Mehmet Akif Ersoy da ilk kez kullanılmıyordu bir seçim kampanyasında. Bu da bizim geçmiş seçim kampanyalarında rastladığımız bir seçim stratejisiydi. Yine 1977 seçimleri sırasında, 30 Mayıs 1977 yayınlanan Adalet Partisi seçim ilanında, Mehmet Akif Ersoy’un « Çamlıbel sanki şehir, zabıta yok, rabıta yok /Aksa kan sel gibi bir dindirecek vasıta yok » dizeleri yer almıştı. Böylelikle Adalet ve Kalkınma Partisi yine Adalet Partisi reklâmlarından stratejik bir alıntı daha yapmış oluyordu. 

2007 kampanyası süresince “milliyetçilik” konusunda eleştiri alan Adalet ve Kalkınma Partisi, İstiklal Marşı dizelerine de yer vererek bir anlamda bu eleştirilere karşı çıkmaya çalışmıştı. Diğer bir açıdan da uzun zamandır kampanyasında Nazım Hikmet’in şiirinden alıntılanan “Güzel Günler Göreceğiz” şarkısını kullanan Cumhuriyet Halk Partisi’nin Nazım Hikmet’ine karşılık Mehmet Akif Ersoy ile cevap vererek de siyasi yelpazedeki çizgisinin altını çizmiş oluyordu.

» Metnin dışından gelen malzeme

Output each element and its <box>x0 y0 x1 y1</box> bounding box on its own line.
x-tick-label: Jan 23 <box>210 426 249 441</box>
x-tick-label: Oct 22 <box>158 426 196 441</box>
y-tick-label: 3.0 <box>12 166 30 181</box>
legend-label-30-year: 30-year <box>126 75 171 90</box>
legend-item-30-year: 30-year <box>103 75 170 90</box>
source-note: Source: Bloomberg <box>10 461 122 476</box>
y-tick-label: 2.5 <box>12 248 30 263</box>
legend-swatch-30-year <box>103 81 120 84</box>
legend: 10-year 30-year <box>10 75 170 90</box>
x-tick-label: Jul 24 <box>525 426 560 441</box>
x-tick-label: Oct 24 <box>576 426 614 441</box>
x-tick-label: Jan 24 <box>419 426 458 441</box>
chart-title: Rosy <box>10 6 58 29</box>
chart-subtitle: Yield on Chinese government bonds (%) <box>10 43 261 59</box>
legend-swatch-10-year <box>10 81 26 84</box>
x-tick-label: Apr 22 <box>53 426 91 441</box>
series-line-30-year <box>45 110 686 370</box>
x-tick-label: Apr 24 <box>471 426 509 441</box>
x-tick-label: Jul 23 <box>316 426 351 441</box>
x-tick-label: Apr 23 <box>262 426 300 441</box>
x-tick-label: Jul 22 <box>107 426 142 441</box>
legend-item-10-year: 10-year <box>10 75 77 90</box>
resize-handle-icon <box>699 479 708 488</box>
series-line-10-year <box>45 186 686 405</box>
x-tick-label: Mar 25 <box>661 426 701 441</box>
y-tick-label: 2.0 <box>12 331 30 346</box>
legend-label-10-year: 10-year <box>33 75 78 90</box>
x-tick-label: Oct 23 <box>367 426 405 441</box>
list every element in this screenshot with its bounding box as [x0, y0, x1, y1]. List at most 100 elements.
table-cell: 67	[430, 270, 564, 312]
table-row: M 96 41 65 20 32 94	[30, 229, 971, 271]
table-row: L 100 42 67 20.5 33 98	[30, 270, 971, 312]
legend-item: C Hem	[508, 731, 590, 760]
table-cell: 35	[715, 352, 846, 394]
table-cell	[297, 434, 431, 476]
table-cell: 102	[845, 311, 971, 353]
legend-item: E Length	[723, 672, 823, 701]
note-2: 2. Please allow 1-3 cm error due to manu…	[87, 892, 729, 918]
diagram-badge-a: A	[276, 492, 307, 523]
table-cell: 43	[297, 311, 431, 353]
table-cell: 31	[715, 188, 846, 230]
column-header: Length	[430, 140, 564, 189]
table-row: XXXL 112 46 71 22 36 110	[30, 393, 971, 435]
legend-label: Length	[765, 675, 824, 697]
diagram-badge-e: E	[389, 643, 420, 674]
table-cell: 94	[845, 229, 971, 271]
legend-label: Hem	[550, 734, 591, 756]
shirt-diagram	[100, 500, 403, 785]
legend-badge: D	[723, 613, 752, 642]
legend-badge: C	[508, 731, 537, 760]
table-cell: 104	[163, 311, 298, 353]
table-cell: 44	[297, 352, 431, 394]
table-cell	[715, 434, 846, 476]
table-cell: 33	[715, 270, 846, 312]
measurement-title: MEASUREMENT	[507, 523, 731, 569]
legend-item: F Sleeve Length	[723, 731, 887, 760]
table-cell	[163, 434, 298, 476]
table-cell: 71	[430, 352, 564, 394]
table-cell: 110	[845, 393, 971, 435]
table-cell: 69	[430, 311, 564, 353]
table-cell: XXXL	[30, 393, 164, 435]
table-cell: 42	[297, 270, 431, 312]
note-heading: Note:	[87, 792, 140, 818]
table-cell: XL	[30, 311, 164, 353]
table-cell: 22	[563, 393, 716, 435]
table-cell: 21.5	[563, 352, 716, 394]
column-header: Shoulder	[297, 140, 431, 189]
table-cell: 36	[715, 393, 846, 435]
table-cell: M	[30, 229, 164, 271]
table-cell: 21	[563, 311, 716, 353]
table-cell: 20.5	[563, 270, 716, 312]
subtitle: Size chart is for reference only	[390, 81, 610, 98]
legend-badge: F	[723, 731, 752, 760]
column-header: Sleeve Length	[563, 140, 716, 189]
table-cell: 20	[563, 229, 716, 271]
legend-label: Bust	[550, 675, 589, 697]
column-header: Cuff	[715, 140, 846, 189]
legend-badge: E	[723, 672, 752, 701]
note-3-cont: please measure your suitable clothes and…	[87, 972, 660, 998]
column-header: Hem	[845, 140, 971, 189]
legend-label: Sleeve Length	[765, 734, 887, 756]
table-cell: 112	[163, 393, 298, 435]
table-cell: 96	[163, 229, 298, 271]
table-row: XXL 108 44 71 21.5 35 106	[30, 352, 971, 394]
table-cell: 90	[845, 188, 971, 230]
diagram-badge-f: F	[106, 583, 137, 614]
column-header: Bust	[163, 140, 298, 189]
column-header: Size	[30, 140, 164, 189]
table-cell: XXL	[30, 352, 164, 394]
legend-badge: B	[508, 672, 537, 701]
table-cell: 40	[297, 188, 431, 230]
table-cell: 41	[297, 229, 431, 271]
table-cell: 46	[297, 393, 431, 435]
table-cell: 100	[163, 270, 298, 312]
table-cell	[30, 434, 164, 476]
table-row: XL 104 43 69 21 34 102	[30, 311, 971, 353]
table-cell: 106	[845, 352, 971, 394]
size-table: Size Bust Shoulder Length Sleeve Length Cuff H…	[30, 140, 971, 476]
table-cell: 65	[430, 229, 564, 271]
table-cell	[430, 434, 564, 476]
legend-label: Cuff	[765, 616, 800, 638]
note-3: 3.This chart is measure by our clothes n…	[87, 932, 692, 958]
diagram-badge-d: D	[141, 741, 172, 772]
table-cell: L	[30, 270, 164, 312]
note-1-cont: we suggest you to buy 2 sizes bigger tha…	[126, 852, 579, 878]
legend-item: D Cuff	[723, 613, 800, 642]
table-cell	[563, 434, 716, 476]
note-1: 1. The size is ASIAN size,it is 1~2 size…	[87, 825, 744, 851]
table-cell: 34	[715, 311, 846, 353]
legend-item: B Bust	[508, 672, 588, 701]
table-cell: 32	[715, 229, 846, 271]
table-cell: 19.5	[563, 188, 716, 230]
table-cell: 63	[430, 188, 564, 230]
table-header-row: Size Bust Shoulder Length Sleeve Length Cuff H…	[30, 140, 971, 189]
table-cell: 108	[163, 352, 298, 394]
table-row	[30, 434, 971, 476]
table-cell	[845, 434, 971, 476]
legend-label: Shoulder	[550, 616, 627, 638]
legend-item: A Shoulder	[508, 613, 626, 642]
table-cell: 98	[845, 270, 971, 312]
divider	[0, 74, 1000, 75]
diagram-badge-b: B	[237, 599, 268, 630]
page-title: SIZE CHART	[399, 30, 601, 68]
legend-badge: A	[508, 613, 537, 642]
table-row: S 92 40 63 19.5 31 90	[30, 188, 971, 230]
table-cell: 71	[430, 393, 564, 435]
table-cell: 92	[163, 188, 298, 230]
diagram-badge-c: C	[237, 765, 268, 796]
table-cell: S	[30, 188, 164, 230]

2007 AKP Kampanya Stratejisinde 1989 Anavatan Partisi Kampanya Taktiği

Benzer şekilde, 2007 seçim kampanyasında, Tayyip Erdoğan’ın belediyenin kendi partisine ait olan illerde hükümet ile belediyenin aynı partide olması durumda başarının ne denli artığı örneklerini vermesi, hatta İstanbul’da Cemal Reşit Rey Konser salonunda yaptığı toplu açılış töreninde bunu açıkça belirtmesi de, bizi 1989 yerel seçimlerine ve Anavatan Partisi'nin bu dönemde kullandığı seçim stratejisine götürdü. Bu dönemde, “Eli kolu bağlı bir belediye başkanı ister misiniz?”, “Farklı dilden konuşan bir belediye başkanı ister miydiniz?”, “Makamsız, Mekânsız, İmkânsız, İktidarsız bir belediye başkanı ister miydiniz?” ve “Para para diye düşünen bir belediye başkanı ister miydiniz?” başlıklarıyla yayınladığı dört reklâmda da, Anavatan Partisi belediye başkanı ve hükümetin farklı partilerden olmasının ortaya çıkaracağı zorluklardan bahsedilerek seçmene bir anlamda gözdağı veriyordu.

Peki ya diğer Partiler?

1977 AP’nin seçim kampanyası içindeki “Canım Anacığım” sözleriyle başlayan bir başka reklâmında da “uğursuz kavganın kavgacıları” diye kaleme aldıkları mektup örneği 2007 seçim kampanyasında DP’nin kullandığı Memet’e mektupları anımsatıyordu.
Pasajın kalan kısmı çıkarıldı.